Fig 5.. Encoding and retrieval cell activation are increased in the ventral hippocampus of AD female mice.

(A-F) Representative images of eYFP⁺, c-Fos⁺, and memory traces in the vHPC. (G-H) eYFP expression was comparable in the groups in the vDG and vCA3. (I) In vCA1, female AD mice exhibit increased eYFP⁺ activation compared to male Ctrl and AD mice. (J-K) c-Fos⁺ expression was comparable in the groups in the vDG and vCA3. (L) In vCA1, female AD mice exhibited increased c-Fos⁺ expression compared to female Ctrl mice. Male Ctrl mice exhibited increased c-Fos⁺ activation when compared to female Ctrl mice. (M-O) In vDG, vCA3, and vCA1, the co-labeled / eYFP (%) was comparable between all groups. (P) Male mice exhibited a greater co-labeled / c-Fos⁺ (%) when compared to female mice. (Q) In vCA3, the co-labeled / c-Fos⁺ (%) was comparable between all groups. (R) In vCA1, male mice exhibited a greater co-labeled / c-Fos⁺ (%) than female mice. (n=4–7 mice per group). Error bars represent ± SEM. *p<0.05, **p<0.01, ***p<0.001. eYFP, enhanced yellow fluorescent protein; mm, microns; mm, millimeter; vDG, ventral dentate gyrus; vCA3, ventral cornu ammonis 3; vCA1, ventral cornu ammonis 1; Ctrl, control; AD, Alzheimer’s disease.

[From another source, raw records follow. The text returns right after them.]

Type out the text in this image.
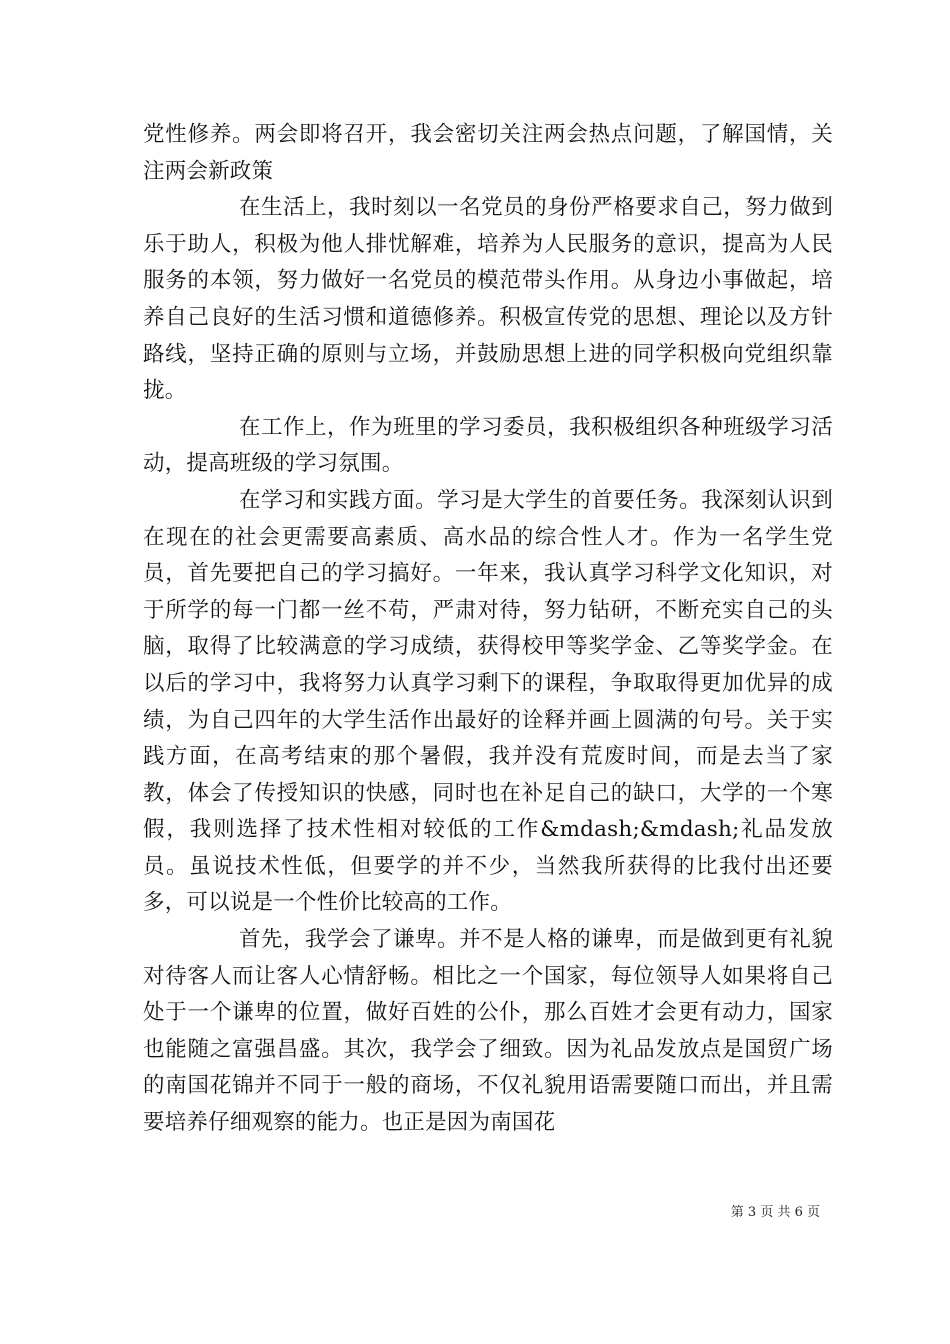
党性修养。两会即将召开，我会密切关注两会热点问题，了解国情，关注两会新政策

在生活上，我时刻以一名党员的身份严格要求自己，努力做到乐于助人，积极为他人排忧解难，培养为人民服务的意识，提高为人民服务的本领，努力做好一名党员的模范带头作用。从身边小事做起，培养自己良好的生活习惯和道德修养。积极宣传党的思想、理论以及方针路线，坚持正确的原则与立场，并鼓励思想上进的同学积极向党组织靠拢。

在工作上，作为班里的学习委员，我积极组织各种班级学习活动，提高班级的学习氛围。

在学习和实践方面。学习是大学生的首要任务。我深刻认识到在现在的社会更需要高素质、高水品的综合性人才。作为一名学生党员，首先要把自己的学习搞好。一年来，我认真学习科学文化知识，对于所学的每一门都一丝不苟，严肃对待，努力钻研，不断充实自己的头脑，取得了比较满意的学习成绩，获得校甲等奖学金、乙等奖学金。在以后的学习中，我将努力认真学习剩下的课程，争取取得更加优异的成绩，为自己四年的大学生活作出最好的诠释并画上圆满的句号。关于实践方面，在高考结束的那个暑假，我并没有荒废时间，而是去当了家教，体会了传授知识的快感，同时也在补足自己的缺口，大学的一个寒假，我则选择了技术性相对较低的工作&mdash;&mdash;礼品发放员。虽说技术性低，但要学的并不少，当然我所获得的比我付出还要多，可以说是一个性价比较高的工作。

首先，我学会了谦卑。并不是人格的谦卑，而是做到更有礼貌对待客人而让客人心情舒畅。相比之一个国家，每位领导人如果将自己处于一个谦卑的位置，做好百姓的公仆，那么百姓才会更有动力，国家也能随之富强昌盛。其次，我学会了细致。因为礼品发放点是国贸广场的南国花锦并不同于一般的商场，不仅礼貌用语需要随口而出，并且需要培养仔细观察的能力。也正是因为南国花

第 3 页 共 6 页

Fig. 6. Female patients with anxiety and amyloid transition more quickly to dementia.

(A) ADNI data collection pipeline. (B-C) The percentage of subjects with anxiety is increased in those with MCI and AD in both females and males. (D) The odds ratio indicates that female AD subjects are eight times more likely to have anxiety compared to CN subjects, and male AD subjects are 24 times more likely to have anxiety compared to CN subjects. (E-F) Female subjects with amyloid and anxiety transition faster to dementia than males. (G) Bar graph representation of the survival plots in E-F indicates that subjects with amyloid positivity and anxiety transition to dementia at a faster rate. (n=1661). Error bars represent ± SEM. *p<0.05, **p<0.01, ***p<0.001. CN, cognitively normal; MCI, mild cognitive impairment; AD, Alzheimer’s disease; OR, odds ratio of anxiety; Aβ, amyloid beta.

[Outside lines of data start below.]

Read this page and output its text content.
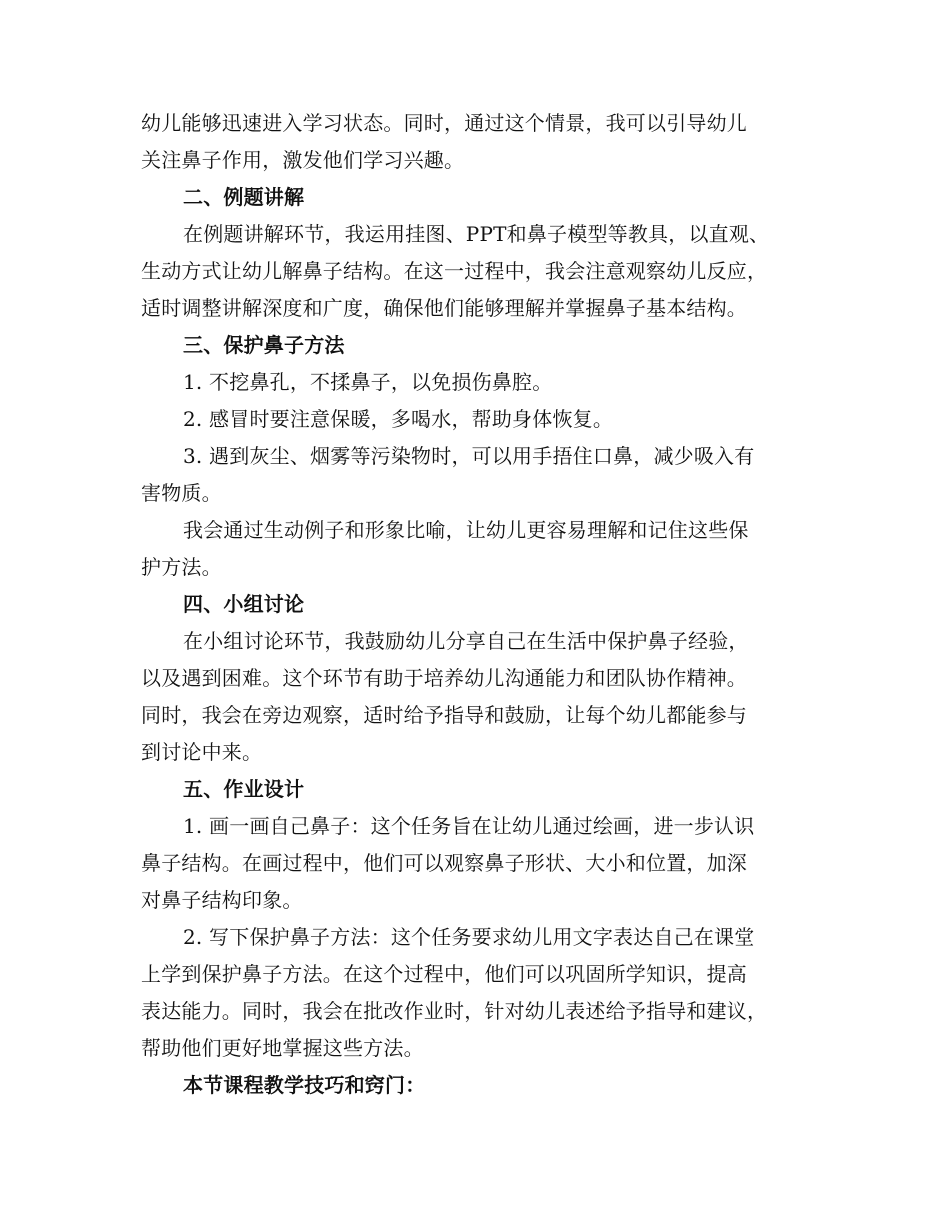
幼儿能够迅速进入学习状态。同时，通过这个情景，我可以引导幼儿
关注鼻子作用，激发他们学习兴趣。
二、例题讲解
在例题讲解环节，我运用挂图、PPT和鼻子模型等教具，以直观、
生动方式让幼儿解鼻子结构。在这一过程中，我会注意观察幼儿反应，
适时调整讲解深度和广度，确保他们能够理解并掌握鼻子基本结构。
三、保护鼻子方法
1. 不挖鼻孔，不揉鼻子，以免损伤鼻腔。
2. 感冒时要注意保暖，多喝水，帮助身体恢复。
3. 遇到灰尘、烟雾等污染物时，可以用手捂住口鼻，减少吸入有
害物质。
我会通过生动例子和形象比喻，让幼儿更容易理解和记住这些保
护方法。
四、小组讨论
在小组讨论环节，我鼓励幼儿分享自己在生活中保护鼻子经验，
以及遇到困难。这个环节有助于培养幼儿沟通能力和团队协作精神。
同时，我会在旁边观察，适时给予指导和鼓励，让每个幼儿都能参与
到讨论中来。
五、作业设计
1. 画一画自己鼻子：这个任务旨在让幼儿通过绘画，进一步认识
鼻子结构。在画过程中，他们可以观察鼻子形状、大小和位置，加深
对鼻子结构印象。
2. 写下保护鼻子方法：这个任务要求幼儿用文字表达自己在课堂
上学到保护鼻子方法。在这个过程中，他们可以巩固所学知识，提高
表达能力。同时，我会在批改作业时，针对幼儿表述给予指导和建议，
帮助他们更好地掌握这些方法。
本节课程教学技巧和窍门：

Fig. 7. Sex-specific effect of anxiety on brain volume in ADNI participants.

(A) fMRI representative images of female-male, female, and male brain volumes using a t-value scale (red= increased volume, blue=decreased volume). (B) Anxiety is the greatest predictor of dementia transition in male and female subjects compared to brain atrophy and age. (C-D) Female subjects with anxiety have decreased inferior temporal gray volume and amygdala volume compared to female subjects without anxiety. Male subjects with anxiety have increased inferior temporal gray and amygdala volume compared to male subjects without anxiety. (E) Male subjects with anxiety have increased ventral diencephalon volume in the left hemisphere compared to male subjects without anxiety. There is no significant difference in the female groups. (F) Male subjects with anxiety have increased ventral diencephalon volume in the right hemisphere compared to male subjects without anxiety. There is no significant difference in the female groups, although it is trending. (G) In the right hemisphere, male subjects with anxiety have increased insula gray volume. There is no significant difference in the female groups, although it is trending. (H) Female subjects with anxiety have decreased hippocampal volume. There is no difference between the groups for male subjects in the hippocampus. (n=1650). Error bars represent ± SEM. *p<0.05, **p<0.01, ***p<0.001.